Appraising the Potential Uses and Harms of LLMs for Medical Systematic Reviews

Medical systematic reviews are crucial for informing clinical decision making and healthcare policy. But producing such reviews is onerous and time-consuming. Thus, high-quality evidence synopses are not available for many questions and may be outdated even when they are available. Large language models (LLMs) are now capable of generating long-form texts, suggesting the tantalizing possibility of automatically generating literature reviews on demand. However, LLMs sometimes generate inaccurate (and potentially misleading) texts by hallucinating or omitting important information. In the healthcare context, this may render LLMs unusable at best and dangerous at worst. Most discussion surrounding the benefits and risks of LLMs have been divorced from specific applications. In this work, we seek to qualitatively characterize the potential utility and risks of LLMs for assisting in production of medical evidence reviews. We conducted 16 semi-structured interviews with international experts in systematic reviews, grounding discussion in the context of generating evidence reviews. Domain experts indicated that LLMs could aid writing reviews, as a tool for drafting or creating plain language summaries, generating templates or suggestions, distilling information, crosschecking, and synthesizing or interpreting text inputs. But they also identified issues with model outputs and expressed concerns about potential downstream harms of confidently composed but inaccurate LLM outputs which might mislead. Other anticipated potential downstream harms included lessened accountability and proliferation of automatically generated reviews that might be of low quality. Informed by this qualitative analysis, we identify criteria for rigorous evaluation of biomedical LLMs aligned with domain expert views.

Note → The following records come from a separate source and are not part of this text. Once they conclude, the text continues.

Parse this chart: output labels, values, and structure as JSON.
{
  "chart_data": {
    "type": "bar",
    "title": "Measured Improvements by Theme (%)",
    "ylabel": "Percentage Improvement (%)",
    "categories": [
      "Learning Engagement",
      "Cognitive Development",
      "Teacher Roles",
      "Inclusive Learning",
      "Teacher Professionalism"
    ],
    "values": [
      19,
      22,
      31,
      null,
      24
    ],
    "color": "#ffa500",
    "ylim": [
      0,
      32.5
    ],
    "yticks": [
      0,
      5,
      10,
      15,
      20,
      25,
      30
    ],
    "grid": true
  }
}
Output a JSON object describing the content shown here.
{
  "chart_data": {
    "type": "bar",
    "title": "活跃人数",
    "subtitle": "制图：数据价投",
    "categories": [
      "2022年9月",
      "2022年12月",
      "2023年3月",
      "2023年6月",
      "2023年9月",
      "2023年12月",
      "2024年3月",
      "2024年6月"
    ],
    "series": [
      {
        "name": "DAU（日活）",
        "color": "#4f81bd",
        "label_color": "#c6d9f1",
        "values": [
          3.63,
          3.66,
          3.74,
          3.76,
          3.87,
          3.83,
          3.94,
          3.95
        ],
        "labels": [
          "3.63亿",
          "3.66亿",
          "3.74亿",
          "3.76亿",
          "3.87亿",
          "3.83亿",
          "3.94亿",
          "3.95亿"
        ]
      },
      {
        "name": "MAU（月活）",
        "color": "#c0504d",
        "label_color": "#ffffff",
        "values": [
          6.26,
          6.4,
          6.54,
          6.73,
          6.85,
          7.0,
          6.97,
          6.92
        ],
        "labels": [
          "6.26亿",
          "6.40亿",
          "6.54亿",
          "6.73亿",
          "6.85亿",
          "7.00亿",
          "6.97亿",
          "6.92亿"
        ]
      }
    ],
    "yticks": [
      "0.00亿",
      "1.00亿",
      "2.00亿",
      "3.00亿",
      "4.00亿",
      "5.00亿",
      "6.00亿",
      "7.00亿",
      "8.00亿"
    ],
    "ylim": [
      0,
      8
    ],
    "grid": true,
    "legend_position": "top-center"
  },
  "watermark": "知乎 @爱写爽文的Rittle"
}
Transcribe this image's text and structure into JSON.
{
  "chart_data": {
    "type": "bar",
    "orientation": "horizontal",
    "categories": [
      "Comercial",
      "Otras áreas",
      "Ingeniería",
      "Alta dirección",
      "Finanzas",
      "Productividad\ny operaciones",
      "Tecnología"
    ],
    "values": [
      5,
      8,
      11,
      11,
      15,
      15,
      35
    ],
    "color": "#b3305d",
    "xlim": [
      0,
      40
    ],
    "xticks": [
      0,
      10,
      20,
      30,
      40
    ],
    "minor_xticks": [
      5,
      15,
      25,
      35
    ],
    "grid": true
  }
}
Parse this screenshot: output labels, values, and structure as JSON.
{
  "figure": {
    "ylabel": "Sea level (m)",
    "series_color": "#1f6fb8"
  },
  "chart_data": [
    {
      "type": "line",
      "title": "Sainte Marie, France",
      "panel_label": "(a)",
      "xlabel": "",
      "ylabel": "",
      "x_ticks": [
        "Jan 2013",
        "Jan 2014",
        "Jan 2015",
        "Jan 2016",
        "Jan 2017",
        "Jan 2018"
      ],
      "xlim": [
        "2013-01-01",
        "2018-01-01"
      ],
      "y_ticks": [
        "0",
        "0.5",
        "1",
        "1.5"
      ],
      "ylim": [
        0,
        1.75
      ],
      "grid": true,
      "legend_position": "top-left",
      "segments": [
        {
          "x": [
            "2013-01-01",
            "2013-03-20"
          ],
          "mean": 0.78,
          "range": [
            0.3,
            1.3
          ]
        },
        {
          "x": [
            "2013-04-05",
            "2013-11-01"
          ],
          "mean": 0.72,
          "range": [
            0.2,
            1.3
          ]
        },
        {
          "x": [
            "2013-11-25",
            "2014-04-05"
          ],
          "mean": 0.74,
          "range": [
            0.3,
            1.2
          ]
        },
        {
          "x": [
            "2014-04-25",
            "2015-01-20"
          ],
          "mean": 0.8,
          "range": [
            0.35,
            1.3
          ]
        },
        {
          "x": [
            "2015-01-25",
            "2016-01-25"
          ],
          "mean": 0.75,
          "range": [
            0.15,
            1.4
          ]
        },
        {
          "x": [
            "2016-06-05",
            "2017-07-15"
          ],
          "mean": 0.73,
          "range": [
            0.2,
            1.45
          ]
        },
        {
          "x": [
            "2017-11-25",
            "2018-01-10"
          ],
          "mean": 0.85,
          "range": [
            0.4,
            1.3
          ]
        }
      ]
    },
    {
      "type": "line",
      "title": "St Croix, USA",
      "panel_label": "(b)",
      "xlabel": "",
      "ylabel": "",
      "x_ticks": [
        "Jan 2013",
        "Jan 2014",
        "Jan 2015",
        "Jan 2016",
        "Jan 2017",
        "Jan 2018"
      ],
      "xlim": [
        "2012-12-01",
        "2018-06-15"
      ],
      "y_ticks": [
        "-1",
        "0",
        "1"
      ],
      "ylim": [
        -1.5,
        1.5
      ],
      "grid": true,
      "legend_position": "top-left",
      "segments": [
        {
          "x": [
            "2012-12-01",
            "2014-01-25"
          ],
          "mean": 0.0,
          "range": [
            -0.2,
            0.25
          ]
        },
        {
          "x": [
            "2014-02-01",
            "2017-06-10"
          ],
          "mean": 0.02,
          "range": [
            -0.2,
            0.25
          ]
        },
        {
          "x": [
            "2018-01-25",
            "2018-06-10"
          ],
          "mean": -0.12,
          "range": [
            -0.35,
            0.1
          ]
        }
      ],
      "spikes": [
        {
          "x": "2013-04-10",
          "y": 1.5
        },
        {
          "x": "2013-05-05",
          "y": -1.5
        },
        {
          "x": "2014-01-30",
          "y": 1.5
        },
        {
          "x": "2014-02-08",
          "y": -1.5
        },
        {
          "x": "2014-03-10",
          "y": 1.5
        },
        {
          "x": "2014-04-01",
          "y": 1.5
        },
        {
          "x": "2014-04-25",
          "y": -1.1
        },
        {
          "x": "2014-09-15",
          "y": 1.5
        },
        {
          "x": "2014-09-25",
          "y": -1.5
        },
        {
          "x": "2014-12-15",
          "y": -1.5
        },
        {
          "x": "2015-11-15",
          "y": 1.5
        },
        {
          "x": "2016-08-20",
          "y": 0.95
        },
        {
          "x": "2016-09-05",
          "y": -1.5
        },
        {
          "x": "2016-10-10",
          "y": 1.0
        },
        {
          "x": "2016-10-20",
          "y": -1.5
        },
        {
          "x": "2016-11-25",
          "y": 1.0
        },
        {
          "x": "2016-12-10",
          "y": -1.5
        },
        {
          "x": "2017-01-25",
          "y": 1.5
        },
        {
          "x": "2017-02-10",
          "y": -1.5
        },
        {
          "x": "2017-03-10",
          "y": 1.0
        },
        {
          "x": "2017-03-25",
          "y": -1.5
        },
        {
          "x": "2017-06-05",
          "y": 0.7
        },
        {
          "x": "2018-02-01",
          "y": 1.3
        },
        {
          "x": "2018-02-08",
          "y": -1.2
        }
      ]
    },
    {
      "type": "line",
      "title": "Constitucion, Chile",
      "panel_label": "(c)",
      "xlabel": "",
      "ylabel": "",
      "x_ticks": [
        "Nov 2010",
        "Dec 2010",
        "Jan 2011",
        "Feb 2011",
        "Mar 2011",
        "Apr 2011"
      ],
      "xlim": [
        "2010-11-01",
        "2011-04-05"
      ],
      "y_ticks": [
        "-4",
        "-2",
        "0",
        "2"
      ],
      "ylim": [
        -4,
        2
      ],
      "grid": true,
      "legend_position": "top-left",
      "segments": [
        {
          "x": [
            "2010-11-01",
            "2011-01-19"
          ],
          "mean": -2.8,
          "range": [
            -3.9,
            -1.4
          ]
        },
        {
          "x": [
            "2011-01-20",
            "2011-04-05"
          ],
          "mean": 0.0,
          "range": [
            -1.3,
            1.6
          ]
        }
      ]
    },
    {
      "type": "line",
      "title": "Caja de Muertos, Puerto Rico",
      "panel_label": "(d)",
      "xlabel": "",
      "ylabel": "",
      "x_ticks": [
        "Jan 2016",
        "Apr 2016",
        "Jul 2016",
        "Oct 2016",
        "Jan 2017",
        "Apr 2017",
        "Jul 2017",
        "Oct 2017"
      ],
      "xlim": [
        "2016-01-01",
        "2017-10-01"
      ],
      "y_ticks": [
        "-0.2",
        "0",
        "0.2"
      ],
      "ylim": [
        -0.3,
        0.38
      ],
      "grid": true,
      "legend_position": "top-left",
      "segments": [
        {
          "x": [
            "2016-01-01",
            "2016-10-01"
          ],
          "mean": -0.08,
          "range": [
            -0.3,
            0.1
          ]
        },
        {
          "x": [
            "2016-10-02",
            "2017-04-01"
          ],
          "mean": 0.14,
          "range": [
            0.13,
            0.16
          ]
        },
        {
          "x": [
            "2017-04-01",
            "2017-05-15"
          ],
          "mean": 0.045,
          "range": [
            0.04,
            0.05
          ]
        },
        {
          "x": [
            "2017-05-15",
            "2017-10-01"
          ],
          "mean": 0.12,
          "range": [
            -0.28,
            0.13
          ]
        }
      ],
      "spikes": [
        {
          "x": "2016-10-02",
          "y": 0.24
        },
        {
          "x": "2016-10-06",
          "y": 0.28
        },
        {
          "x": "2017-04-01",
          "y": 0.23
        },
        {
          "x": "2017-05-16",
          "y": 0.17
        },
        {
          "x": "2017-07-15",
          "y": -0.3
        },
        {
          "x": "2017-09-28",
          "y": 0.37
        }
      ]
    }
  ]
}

翻译：摘要：医学系统综述对于指导临床决策和医疗政策至关重要。然而，完成此类综述耗时且费力。因此，许多临床问题缺乏高质量的证据总结，即便已有综述也可能过时。大语言模型现能生成长篇文本，这为按需自动生成文献综述提供了诱人前景。但大语言模型有时会通过生成幻觉或遗漏重要信息而产生不准确（甚至具有误导性）的文本。在医疗保健领域，这可能使大语言模型在最佳情况下无法使用，在最坏情况下则可能产生危险。目前围绕大语言模型利弊的讨论大多脱离具体应用场景。本研究旨在定性描述大语言模型在协助制作医学证据综述方面的潜在效用与风险。我们与16位国际系统综述专家进行了半结构化访谈，聚焦于生成证据综述的具体场景展开讨论。领域专家指出，大语言模型可作为起草工具、生成通俗语言摘要、创建模板或建议、提炼信息、交叉验证及综合或解释文本输入等方面辅助综述撰写。但他们也指出了模型输出存在的问题，并对自信生成却可能误导用户的错误内容所带来的潜在下游危害表示担忧。其他可预见的潜在下游危害包括责任弱化以及自动生成的低质量综述泛滥。基于此定性分析，我们确定了符合领域专家观点的生物医学大语言模型严格评估标准。